Primal-Dual Asynchronous Particle Swarm Optimisation (pdAPSO) Hybrid Metaheuristic Algorithm for Solving Global Optimisation Problems (original) (raw)

Particle swarm optimization (PSO) is a metaheuristic optimization algorithm that has been used to solve complex optimization problems. The Interior Point Methods (IPMs) are now believed to be the most robust numerical optimization algorithms for solving large-scale nonlinear optimization problems. To overcome the shortcomings of PSO, we proposed the Primal-Dual Asynchronous Particle Swarm Optimization (pdAPSO) algorithm.
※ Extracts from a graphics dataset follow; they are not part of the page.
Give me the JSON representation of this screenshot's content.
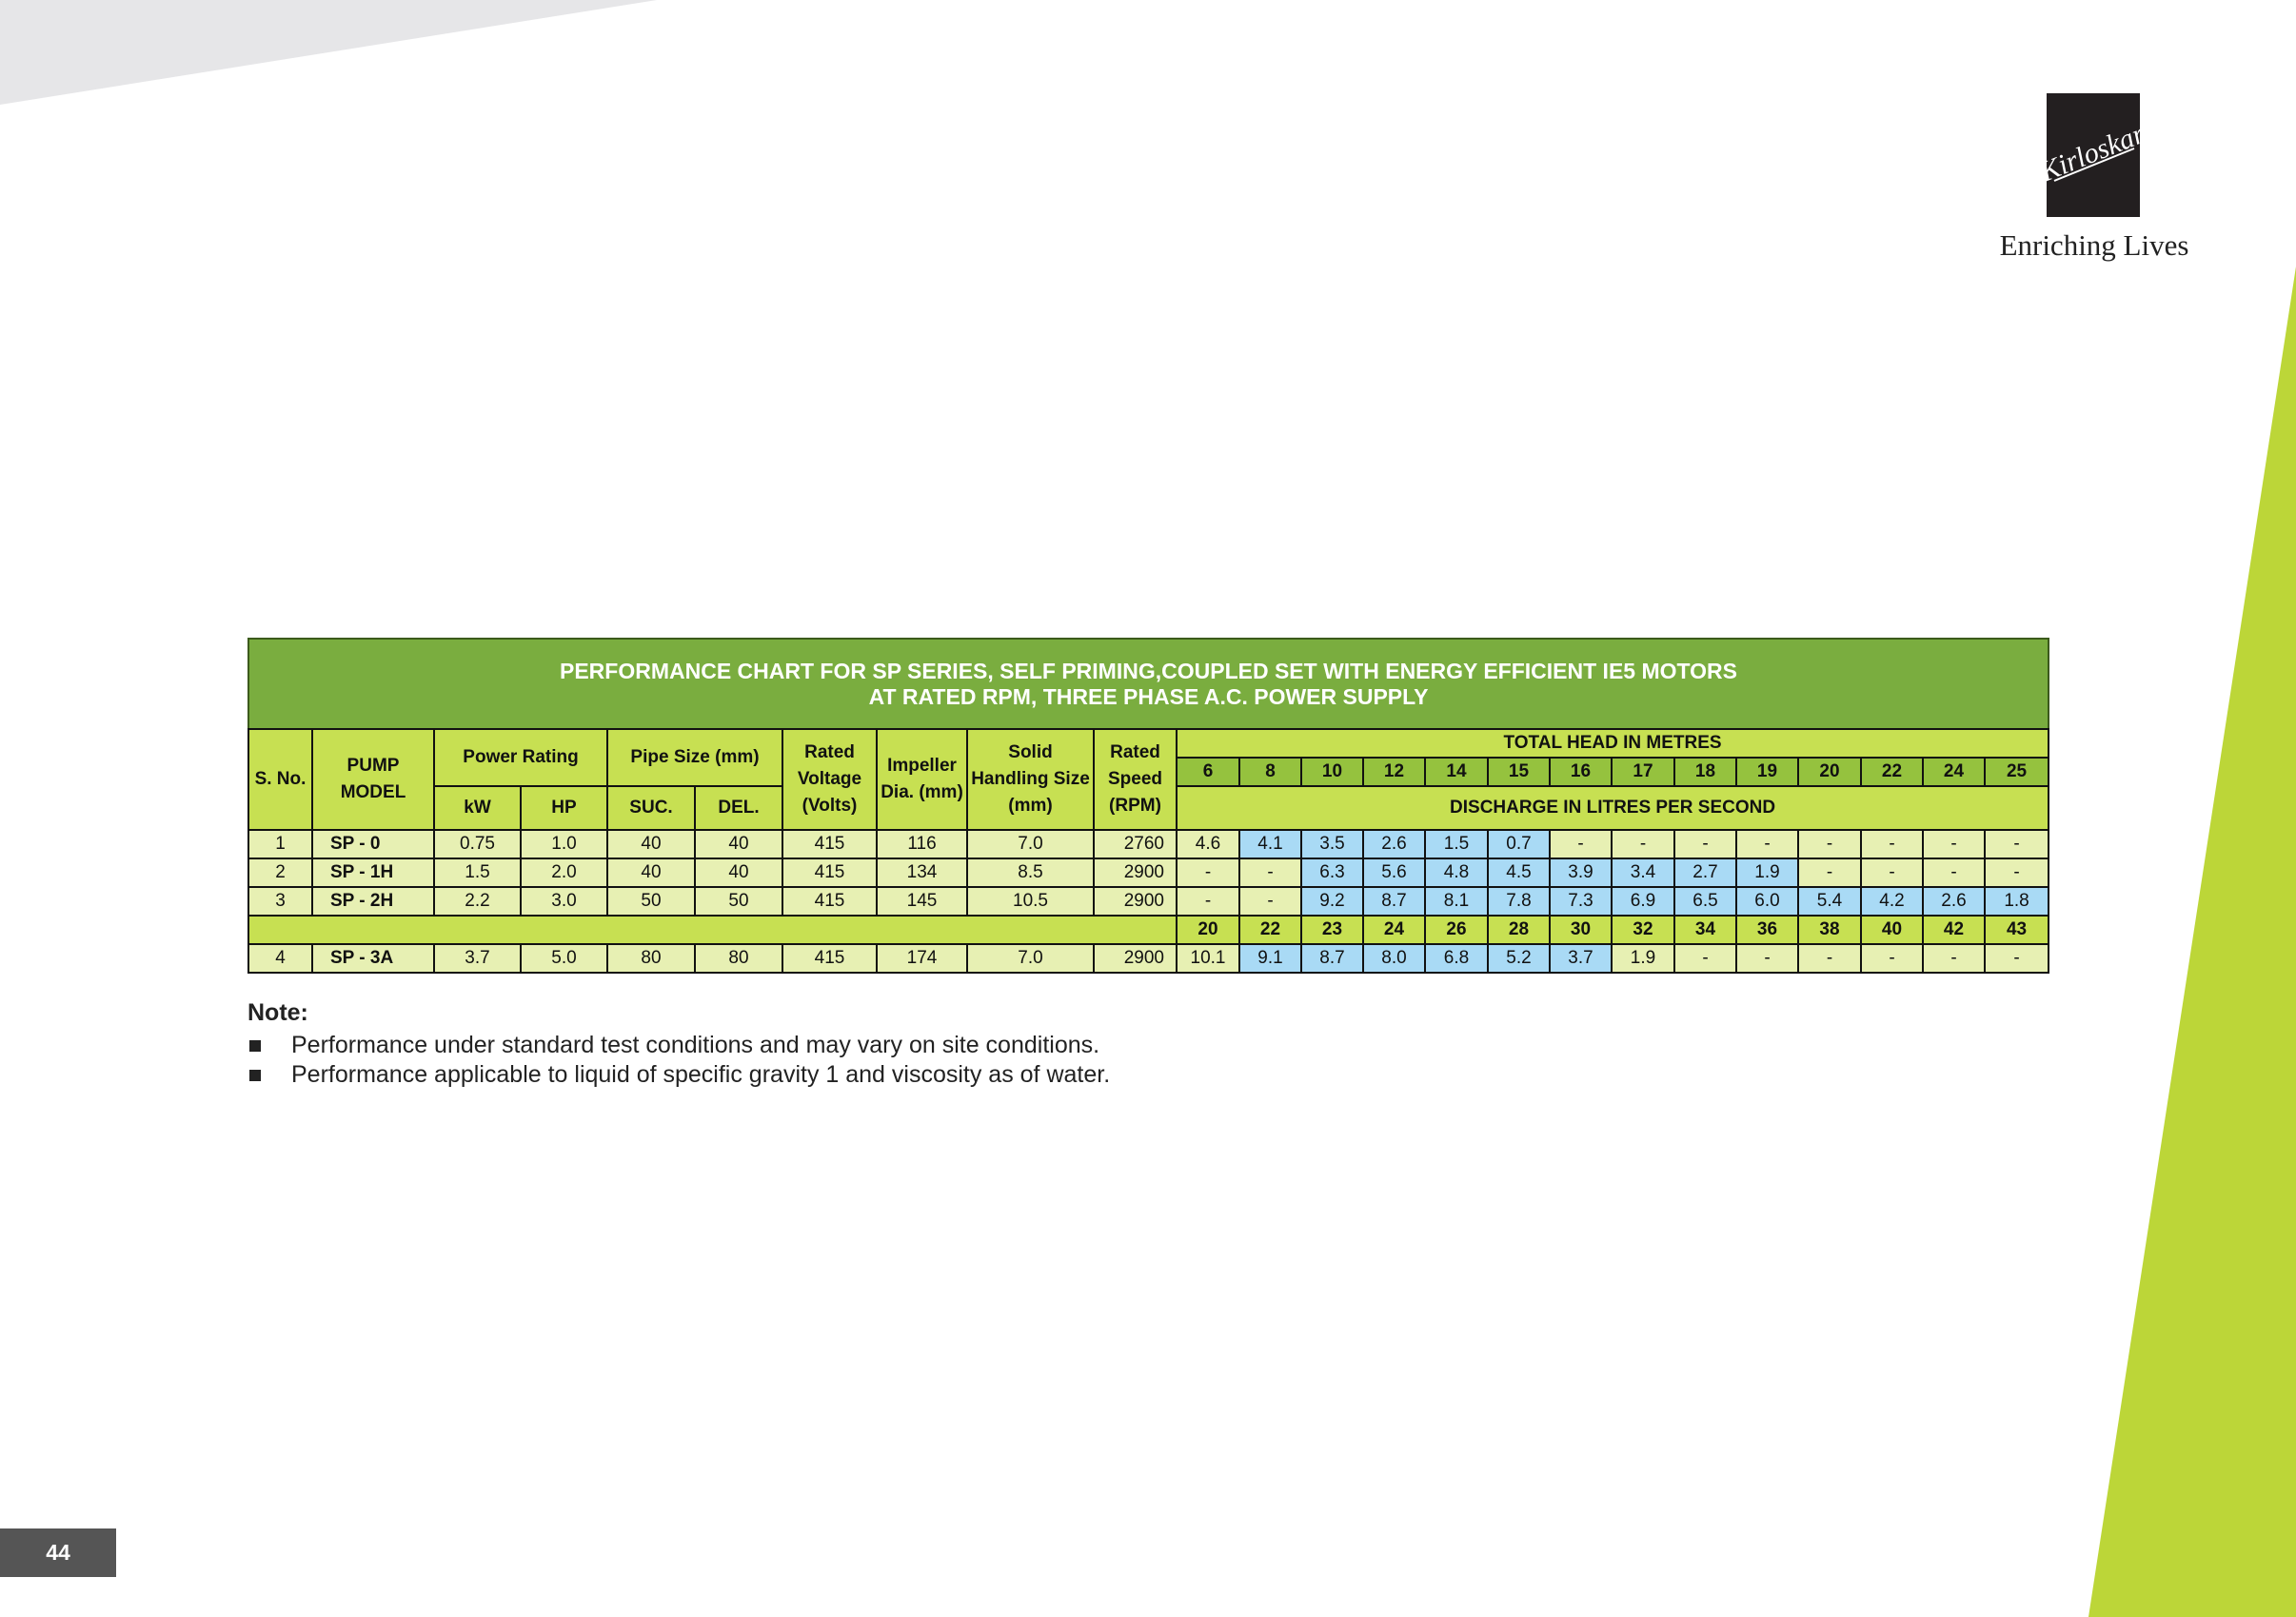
{
  "brand": {
    "logo_text": "Kirloskar",
    "tagline": "Enriching Lives"
  },
  "page_number": "44",
  "colors": {
    "title_green": "#7aad3f",
    "header_lime": "#c7e052",
    "head_green": "#95c23e",
    "cell_cream": "#e7f0b3",
    "highlight_blue": "#a9daf5",
    "deco_lime": "#bcd638"
  },
  "table": {
    "title_line1": "PERFORMANCE CHART FOR SP SERIES, SELF PRIMING,COUPLED SET WITH ENERGY EFFICIENT IE5 MOTORS",
    "title_line2": "AT RATED RPM, THREE PHASE A.C. POWER SUPPLY",
    "headers": {
      "sno": "S. No.",
      "pump_model": "PUMP MODEL",
      "power_rating": "Power Rating",
      "kw": "kW",
      "hp": "HP",
      "pipe_size": "Pipe Size (mm)",
      "suc": "SUC.",
      "del": "DEL.",
      "rated_voltage": "Rated Voltage (Volts)",
      "impeller_dia": "Impeller Dia. (mm)",
      "solid_handling": "Solid Handling Size (mm)",
      "rated_speed": "Rated Speed (RPM)",
      "total_head": "TOTAL HEAD IN METRES",
      "discharge": "DISCHARGE IN LITRES PER SECOND"
    },
    "heads_primary": [
      "6",
      "8",
      "10",
      "12",
      "14",
      "15",
      "16",
      "17",
      "18",
      "19",
      "20",
      "22",
      "24",
      "25"
    ],
    "heads_secondary": [
      "20",
      "22",
      "23",
      "24",
      "26",
      "28",
      "30",
      "32",
      "34",
      "36",
      "38",
      "40",
      "42",
      "43"
    ],
    "rows": [
      {
        "sno": "1",
        "model": "SP - 0",
        "kw": "0.75",
        "hp": "1.0",
        "suc": "40",
        "del": "40",
        "voltage": "415",
        "impeller": "116",
        "solid": "7.0",
        "speed": "2760",
        "discharge": [
          "4.6",
          "4.1",
          "3.5",
          "2.6",
          "1.5",
          "0.7",
          "-",
          "-",
          "-",
          "-",
          "-",
          "-",
          "-",
          "-"
        ]
      },
      {
        "sno": "2",
        "model": "SP - 1H",
        "kw": "1.5",
        "hp": "2.0",
        "suc": "40",
        "del": "40",
        "voltage": "415",
        "impeller": "134",
        "solid": "8.5",
        "speed": "2900",
        "discharge": [
          "-",
          "-",
          "6.3",
          "5.6",
          "4.8",
          "4.5",
          "3.9",
          "3.4",
          "2.7",
          "1.9",
          "-",
          "-",
          "-",
          "-"
        ]
      },
      {
        "sno": "3",
        "model": "SP - 2H",
        "kw": "2.2",
        "hp": "3.0",
        "suc": "50",
        "del": "50",
        "voltage": "415",
        "impeller": "145",
        "solid": "10.5",
        "speed": "2900",
        "discharge": [
          "-",
          "-",
          "9.2",
          "8.7",
          "8.1",
          "7.8",
          "7.3",
          "6.9",
          "6.5",
          "6.0",
          "5.4",
          "4.2",
          "2.6",
          "1.8"
        ]
      },
      {
        "sno": "4",
        "model": "SP - 3A",
        "kw": "3.7",
        "hp": "5.0",
        "suc": "80",
        "del": "80",
        "voltage": "415",
        "impeller": "174",
        "solid": "7.0",
        "speed": "2900",
        "discharge": [
          "10.1",
          "9.1",
          "8.7",
          "8.0",
          "6.8",
          "5.2",
          "3.7",
          "1.9",
          "-",
          "-",
          "-",
          "-",
          "-",
          "-"
        ]
      }
    ]
  },
  "notes": {
    "title": "Note:",
    "items": [
      "Performance under standard test conditions and may vary on site conditions.",
      "Performance applicable to liquid of specific gravity 1 and viscosity as of water."
    ]
  }
}
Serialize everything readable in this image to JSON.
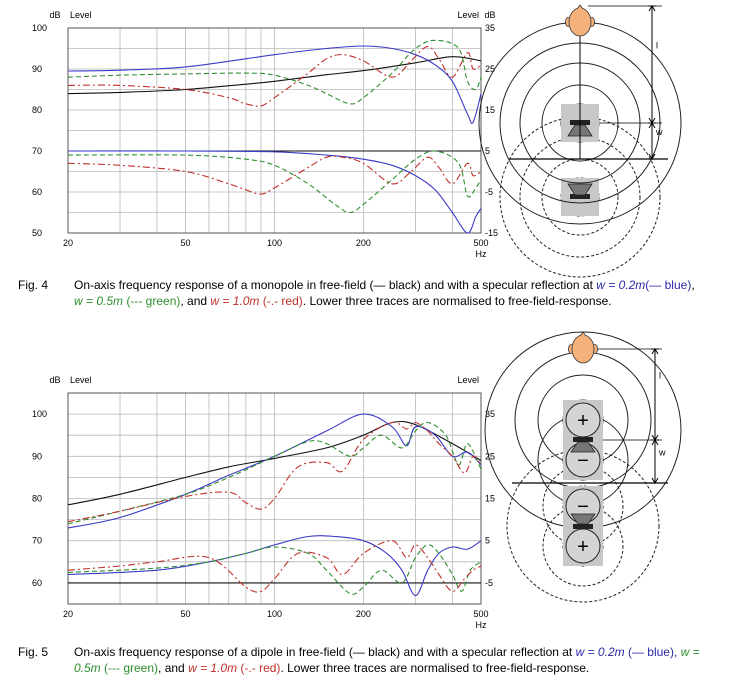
{
  "figures": [
    {
      "chart_data": {
        "type": "line",
        "xscale": "log",
        "xlim": [
          20,
          500
        ],
        "ylim_left": [
          50,
          100
        ],
        "ylim_right": [
          -15,
          35
        ],
        "x_ticks": [
          20,
          50,
          100,
          200,
          500
        ],
        "y_ticks_left": [
          50,
          60,
          70,
          80,
          90,
          100
        ],
        "y_ticks_right": [
          -15,
          -5,
          5,
          15,
          25,
          35
        ],
        "left_unit": "dB",
        "left_label": "Level",
        "right_unit": "dB",
        "right_label": "Level",
        "x_unit": "Hz",
        "grid": true,
        "series": [
          {
            "group": "absolute",
            "color": "#111111",
            "dash": "solid",
            "x": [
              20,
              30,
              50,
              80,
              100,
              150,
              200,
              300,
              400,
              500
            ],
            "y": [
              84,
              84.3,
              85,
              86.3,
              87,
              88.6,
              89.6,
              91.5,
              93,
              92
            ]
          },
          {
            "group": "absolute",
            "color": "#3a3ac8",
            "dash": "solid",
            "x": [
              20,
              30,
              50,
              80,
              100,
              150,
              200,
              250,
              300,
              350,
              400,
              450,
              470,
              500
            ],
            "y": [
              89.5,
              89.7,
              90.5,
              92.5,
              93.5,
              95,
              95.6,
              95,
              93.5,
              91,
              87,
              79,
              77,
              84
            ]
          },
          {
            "group": "absolute",
            "color": "#2f8f2f",
            "dash": "dash",
            "x": [
              20,
              30,
              50,
              80,
              100,
              130,
              150,
              180,
              200,
              250,
              300,
              350,
              420,
              450,
              480,
              500
            ],
            "y": [
              88,
              88.5,
              88.8,
              89,
              88.5,
              86,
              84,
              81.5,
              83,
              89,
              95,
              97,
              95,
              87,
              85,
              88
            ]
          },
          {
            "group": "absolute",
            "color": "#c0302a",
            "dash": "dashdot",
            "x": [
              20,
              30,
              50,
              70,
              80,
              90,
              100,
              130,
              150,
              170,
              200,
              250,
              290,
              330,
              360,
              400,
              450,
              470,
              500
            ],
            "y": [
              86,
              86,
              85,
              83,
              81.5,
              81,
              83,
              89,
              92.5,
              93.5,
              92,
              88,
              92,
              95.5,
              92.5,
              88,
              94,
              90,
              91
            ]
          },
          {
            "group": "normalised",
            "color": "#111111",
            "dash": "solid",
            "x": [
              20,
              500
            ],
            "y": [
              5,
              5
            ]
          },
          {
            "group": "normalised",
            "color": "#3a3ac8",
            "dash": "solid",
            "x": [
              20,
              50,
              100,
              150,
              200,
              250,
              300,
              350,
              400,
              450,
              480,
              500
            ],
            "y": [
              5,
              5,
              4.8,
              4,
              3,
              1.5,
              -1,
              -4.5,
              -10,
              -15,
              -11,
              -9
            ]
          },
          {
            "group": "normalised",
            "color": "#2f8f2f",
            "dash": "dash",
            "x": [
              20,
              50,
              80,
              100,
              130,
              160,
              180,
              200,
              250,
              300,
              350,
              420,
              450,
              480,
              500
            ],
            "y": [
              4,
              4,
              3,
              1.5,
              -3,
              -8,
              -10,
              -8,
              -2,
              3,
              5,
              2,
              -6,
              -4,
              -2
            ]
          },
          {
            "group": "normalised",
            "color": "#c0302a",
            "dash": "dashdot",
            "x": [
              20,
              30,
              50,
              70,
              80,
              90,
              100,
              130,
              150,
              170,
              200,
              250,
              290,
              330,
              360,
              400,
              450,
              470,
              500
            ],
            "y": [
              2,
              1.5,
              0,
              -3,
              -4.5,
              -5.5,
              -4,
              1,
              3.5,
              3.5,
              2,
              -3,
              0,
              3.5,
              1,
              -3,
              2,
              -1,
              0
            ]
          }
        ]
      },
      "caption": {
        "number": "Fig. 4",
        "parts": [
          {
            "t": "On-axis frequency response of a monopole in free-field (— black) and with a specular reflection at ",
            "c": ""
          },
          {
            "t": "w = 0.2m",
            "c": "blue it"
          },
          {
            "t": "(— blue)",
            "c": "blue"
          },
          {
            "t": ", ",
            "c": ""
          },
          {
            "t": "w = 0.5m",
            "c": "green it"
          },
          {
            "t": " (--- green)",
            "c": "green"
          },
          {
            "t": ", and ",
            "c": ""
          },
          {
            "t": "w = 1.0m",
            "c": "red it"
          },
          {
            "t": " (-.- red)",
            "c": "red"
          },
          {
            "t": ". Lower three traces are normalised to free-field-response.",
            "c": ""
          }
        ]
      }
    },
    {
      "chart_data": {
        "type": "line",
        "xscale": "log",
        "xlim": [
          20,
          500
        ],
        "ylim_left": [
          55,
          105
        ],
        "ylim_right": [
          -10,
          40
        ],
        "x_ticks": [
          20,
          50,
          100,
          200,
          500
        ],
        "y_ticks_left": [
          60,
          70,
          80,
          90,
          100
        ],
        "y_ticks_right": [
          -5,
          5,
          15,
          25,
          35
        ],
        "left_unit": "dB",
        "left_label": "Level",
        "right_unit": "",
        "right_label": "Level",
        "x_unit": "Hz",
        "grid": true,
        "series": [
          {
            "group": "absolute",
            "color": "#111111",
            "dash": "solid",
            "x": [
              20,
              30,
              50,
              70,
              100,
              150,
              200,
              250,
              300,
              400,
              500
            ],
            "y": [
              78.5,
              81,
              85,
              87.5,
              89.5,
              92,
              95,
              98,
              97.5,
              93,
              89
            ]
          },
          {
            "group": "absolute",
            "color": "#3a3ac8",
            "dash": "solid",
            "x": [
              20,
              30,
              50,
              70,
              100,
              150,
              200,
              250,
              280,
              300,
              350,
              400,
              450,
              500
            ],
            "y": [
              73,
              75.5,
              81,
              85.5,
              90,
              96,
              100,
              97,
              92.5,
              97,
              95,
              90,
              91,
              88
            ]
          },
          {
            "group": "absolute",
            "color": "#2f8f2f",
            "dash": "dash",
            "x": [
              20,
              30,
              50,
              70,
              100,
              130,
              150,
              180,
              200,
              230,
              270,
              300,
              330,
              380,
              420,
              450,
              500
            ],
            "y": [
              74,
              77,
              81,
              85,
              90,
              93.5,
              93,
              90,
              92,
              95,
              92,
              96,
              98,
              95,
              88,
              93,
              87
            ]
          },
          {
            "group": "absolute",
            "color": "#c0302a",
            "dash": "dashdot",
            "x": [
              20,
              30,
              50,
              70,
              80,
              90,
              100,
              120,
              150,
              170,
              200,
              250,
              280,
              300,
              330,
              360,
              400,
              440,
              470,
              500
            ],
            "y": [
              74.5,
              77,
              80.5,
              81.5,
              79,
              77.5,
              80,
              87.5,
              88.5,
              86.5,
              94,
              98,
              96.5,
              98,
              96,
              93,
              90,
              86,
              90,
              88
            ]
          },
          {
            "group": "normalised",
            "color": "#111111",
            "dash": "solid",
            "x": [
              20,
              500
            ],
            "y": [
              -5,
              -5
            ]
          },
          {
            "group": "normalised",
            "color": "#3a3ac8",
            "dash": "solid",
            "x": [
              20,
              40,
              60,
              80,
              100,
              130,
              160,
              200,
              240,
              270,
              300,
              330,
              360,
              400,
              450,
              500
            ],
            "y": [
              -3,
              -2,
              0,
              2,
              4,
              6,
              6,
              5,
              2,
              -2,
              -8,
              -2,
              2,
              3.5,
              3,
              5
            ]
          },
          {
            "group": "normalised",
            "color": "#2f8f2f",
            "dash": "dash",
            "x": [
              20,
              40,
              60,
              80,
              100,
              130,
              150,
              180,
              200,
              230,
              270,
              300,
              330,
              360,
              400,
              430,
              460,
              500
            ],
            "y": [
              -2.5,
              -1.5,
              0,
              2,
              3.5,
              2,
              -2,
              -7.5,
              -6,
              -2,
              -5,
              1,
              4,
              2,
              -3,
              -7,
              -2,
              0
            ]
          },
          {
            "group": "normalised",
            "color": "#c0302a",
            "dash": "dashdot",
            "x": [
              20,
              30,
              40,
              60,
              80,
              90,
              100,
              120,
              150,
              170,
              200,
              250,
              280,
              300,
              330,
              360,
              400,
              440,
              470,
              500
            ],
            "y": [
              -2,
              -1,
              0,
              1,
              -6,
              -7,
              -4,
              2,
              1,
              -3,
              2,
              5,
              1,
              4,
              1,
              -3,
              -7,
              -4,
              -2,
              -1
            ]
          }
        ]
      },
      "caption": {
        "number": "Fig. 5",
        "parts": [
          {
            "t": "On-axis frequency response of a dipole in free-field (— black) and with a specular reflection at ",
            "c": ""
          },
          {
            "t": "w = 0.2m",
            "c": "blue it"
          },
          {
            "t": " (— blue),",
            "c": "blue"
          },
          {
            "t": " ",
            "c": ""
          },
          {
            "t": "w = 0.5m",
            "c": "green it"
          },
          {
            "t": " (--- green)",
            "c": "green"
          },
          {
            "t": ", and ",
            "c": ""
          },
          {
            "t": "w = 1.0m",
            "c": "red it"
          },
          {
            "t": " (-.- red)",
            "c": "red"
          },
          {
            "t": ". Lower three traces are normalised to free-field-response.",
            "c": ""
          }
        ]
      }
    }
  ],
  "diagrams": [
    {
      "kind": "monopole",
      "source_symbols": [],
      "dim_labels": [
        "l",
        "w"
      ]
    },
    {
      "kind": "dipole",
      "source_symbols": [
        "+",
        "−",
        "−",
        "+"
      ],
      "dim_labels": [
        "l",
        "w"
      ]
    }
  ],
  "colors": {
    "black": "#111111",
    "blue": "#3a3ac8",
    "green": "#2f8f2f",
    "red": "#c0302a",
    "grid": "#b8b8b8",
    "head": "#f4b27a",
    "source_box": "#c8c8c8"
  }
}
The Primal Dual provides a better balance between exploration and exploitation, preventing the particles from experiencing premature convergence and been trapped in local minima easily and so producing better results. We compared the performance of pdAPSO with 9 states of the art PSO algorithms using 13 benchmark functions. Our proposed algorithm has very high mean dependability. Also, pdAPSO have a better convergence speed compared to the other 9 algorithms. For instance, on Rosenbrock function, the mean FEs of 8938, 6786, 10,080, 9607, 11,680, 9287, 23,940, 6269 and 6198 are required by PSO-LDIW, CLPSO, pPSA, PSOrank, OLPSO-G, ELPSO, APSO-VI, DNSPSO and MSLPSO respectively to get to the global optima. However, pdAPSO only use 2124 respectively which shows that pdAPSO have the fastest convergence speed. In summary, pdPSO and pdAPSO uses the lowest number of FEs to arrive at acceptable solutions for all the 13 benchmark functions.